To Tell The Tooth

I've been out of action the last couple of days thanks to oral surgery which left me with a hole where two teeth used to be. It wasn't the most pleasant procedure, but since I have a good dentist and he has a good assistant, I was only in the chair for about 90 minutes.

First, he cracked the bridge I had over the two back teeth on the bottom left (actually, only one real tooth). Then he extracted the tooth, which was in serious trouble, leaving a hole where it and the bridge had been. Next came the fun part, as he drilled down into my jawbone to make a hole so he could screw in two implants that will be in there permanently. Then he filled in around the implants with bone grafts (from a dead person, thank you very much!) to keep everything in place, and sutured everything closed, including the gum line he’d had to cut open to get in there. My bone will eventually grow around the implants, keeping them in place. I go back in 2 weeks for a checkup, then will eventually have crowns put over those implants to act as teeth.
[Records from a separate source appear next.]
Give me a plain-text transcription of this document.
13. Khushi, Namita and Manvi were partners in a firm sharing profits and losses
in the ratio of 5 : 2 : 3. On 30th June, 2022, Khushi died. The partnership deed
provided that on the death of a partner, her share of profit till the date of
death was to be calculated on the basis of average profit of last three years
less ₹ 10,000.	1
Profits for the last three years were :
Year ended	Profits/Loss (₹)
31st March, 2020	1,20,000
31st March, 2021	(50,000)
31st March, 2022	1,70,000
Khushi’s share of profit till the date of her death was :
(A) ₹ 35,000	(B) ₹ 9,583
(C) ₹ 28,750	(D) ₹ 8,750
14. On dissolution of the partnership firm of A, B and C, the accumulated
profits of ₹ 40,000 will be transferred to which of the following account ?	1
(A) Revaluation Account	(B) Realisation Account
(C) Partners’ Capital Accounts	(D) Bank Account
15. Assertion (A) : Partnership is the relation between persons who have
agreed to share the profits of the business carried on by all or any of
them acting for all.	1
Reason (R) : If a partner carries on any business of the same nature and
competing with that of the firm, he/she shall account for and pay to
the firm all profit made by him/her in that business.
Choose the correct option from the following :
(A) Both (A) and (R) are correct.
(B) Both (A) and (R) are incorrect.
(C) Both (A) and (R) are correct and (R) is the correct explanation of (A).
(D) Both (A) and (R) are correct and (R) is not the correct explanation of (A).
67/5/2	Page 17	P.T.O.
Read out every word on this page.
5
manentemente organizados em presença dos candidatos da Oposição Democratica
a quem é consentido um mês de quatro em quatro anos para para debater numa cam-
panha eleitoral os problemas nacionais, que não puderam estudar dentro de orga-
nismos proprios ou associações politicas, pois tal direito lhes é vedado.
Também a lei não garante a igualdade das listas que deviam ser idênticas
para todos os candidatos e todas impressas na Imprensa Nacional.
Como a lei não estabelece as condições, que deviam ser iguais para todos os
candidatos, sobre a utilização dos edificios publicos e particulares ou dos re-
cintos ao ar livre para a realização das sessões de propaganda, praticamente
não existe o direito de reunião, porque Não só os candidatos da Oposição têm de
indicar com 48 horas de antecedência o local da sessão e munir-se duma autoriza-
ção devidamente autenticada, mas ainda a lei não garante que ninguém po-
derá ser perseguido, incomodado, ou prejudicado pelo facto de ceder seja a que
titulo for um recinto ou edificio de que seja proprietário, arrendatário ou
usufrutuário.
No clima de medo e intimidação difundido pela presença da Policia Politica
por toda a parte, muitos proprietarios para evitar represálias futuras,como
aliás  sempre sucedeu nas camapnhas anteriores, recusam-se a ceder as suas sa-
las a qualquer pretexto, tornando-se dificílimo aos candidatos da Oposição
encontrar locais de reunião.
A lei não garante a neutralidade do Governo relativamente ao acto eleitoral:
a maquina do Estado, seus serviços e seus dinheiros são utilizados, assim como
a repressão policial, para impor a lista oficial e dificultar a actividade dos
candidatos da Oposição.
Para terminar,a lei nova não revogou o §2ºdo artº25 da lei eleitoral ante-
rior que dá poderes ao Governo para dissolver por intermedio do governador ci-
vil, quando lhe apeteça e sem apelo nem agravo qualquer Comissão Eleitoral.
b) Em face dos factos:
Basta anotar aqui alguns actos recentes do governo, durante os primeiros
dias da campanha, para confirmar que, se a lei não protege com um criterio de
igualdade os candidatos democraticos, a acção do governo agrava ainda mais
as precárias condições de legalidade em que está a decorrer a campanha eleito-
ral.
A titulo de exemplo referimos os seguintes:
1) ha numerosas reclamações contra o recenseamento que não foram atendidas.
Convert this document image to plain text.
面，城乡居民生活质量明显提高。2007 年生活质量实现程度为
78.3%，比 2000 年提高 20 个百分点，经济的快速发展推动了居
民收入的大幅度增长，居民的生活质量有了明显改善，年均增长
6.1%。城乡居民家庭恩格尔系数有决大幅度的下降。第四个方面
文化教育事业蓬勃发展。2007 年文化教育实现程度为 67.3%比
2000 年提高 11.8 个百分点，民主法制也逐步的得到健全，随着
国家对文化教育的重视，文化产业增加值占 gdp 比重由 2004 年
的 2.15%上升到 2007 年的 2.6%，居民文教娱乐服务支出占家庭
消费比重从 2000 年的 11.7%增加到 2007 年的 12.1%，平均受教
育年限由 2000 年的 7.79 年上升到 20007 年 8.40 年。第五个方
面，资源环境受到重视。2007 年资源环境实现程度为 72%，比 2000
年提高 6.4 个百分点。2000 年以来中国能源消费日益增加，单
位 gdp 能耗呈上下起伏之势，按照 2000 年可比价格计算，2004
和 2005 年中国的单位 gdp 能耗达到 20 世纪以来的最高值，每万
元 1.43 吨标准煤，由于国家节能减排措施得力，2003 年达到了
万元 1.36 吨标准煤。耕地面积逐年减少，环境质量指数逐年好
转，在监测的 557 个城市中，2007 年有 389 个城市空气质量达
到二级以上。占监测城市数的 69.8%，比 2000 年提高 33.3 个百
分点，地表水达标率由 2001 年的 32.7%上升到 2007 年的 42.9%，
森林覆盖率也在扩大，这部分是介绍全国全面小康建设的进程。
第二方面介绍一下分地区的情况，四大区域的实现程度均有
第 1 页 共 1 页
I had to make sure he didn't prescribe any narcotic painkillers like the ones I had major trouble with in the hospital three years ago when I had my back and gall bladder surgeries. That meant no Percocet or Oxycontin, but rather Tylenol with codeine, which isn’t as effective as hydrocodone, but it doesn’t make me super-nauseous and unable to walk around, so it's my best option. I’m also on antibiotics and steroids (anti-inflammatory), which temporarily took the bass out of my deep macho voice.

I spent all day Wednesday slightly dizzy and a little bit off my game mentally. I decided not to speak out loud because it made the pain worse, and my dentist recommended keeping it to a minimum for a day. My wife and daughter were both at work, and the phone rarely rings at home, so it was easy to get by with zero conversation.

Yesterday was my birthday, but I asked everyone to keep it as low-key as possible, and they did. I was still only eating soft foods -- thankfully, chocolate ice cream qualifies, and that was my birthday treat. Today, I'm back on a regular diet, off the painkillers, on the treadmill again, and a little bit sore, but the weirdest part is noticing that my tongue migrates towards the space where the teeth used to be (and eventually will be again), as if it were pining after long-lost friends. There's probably a name for it, but I call it Lonely Tongue Syndrome.

The good news is I'm ready for the London Olympics, because even with a reduced teeth total, I'm still ahead of your average Englishman.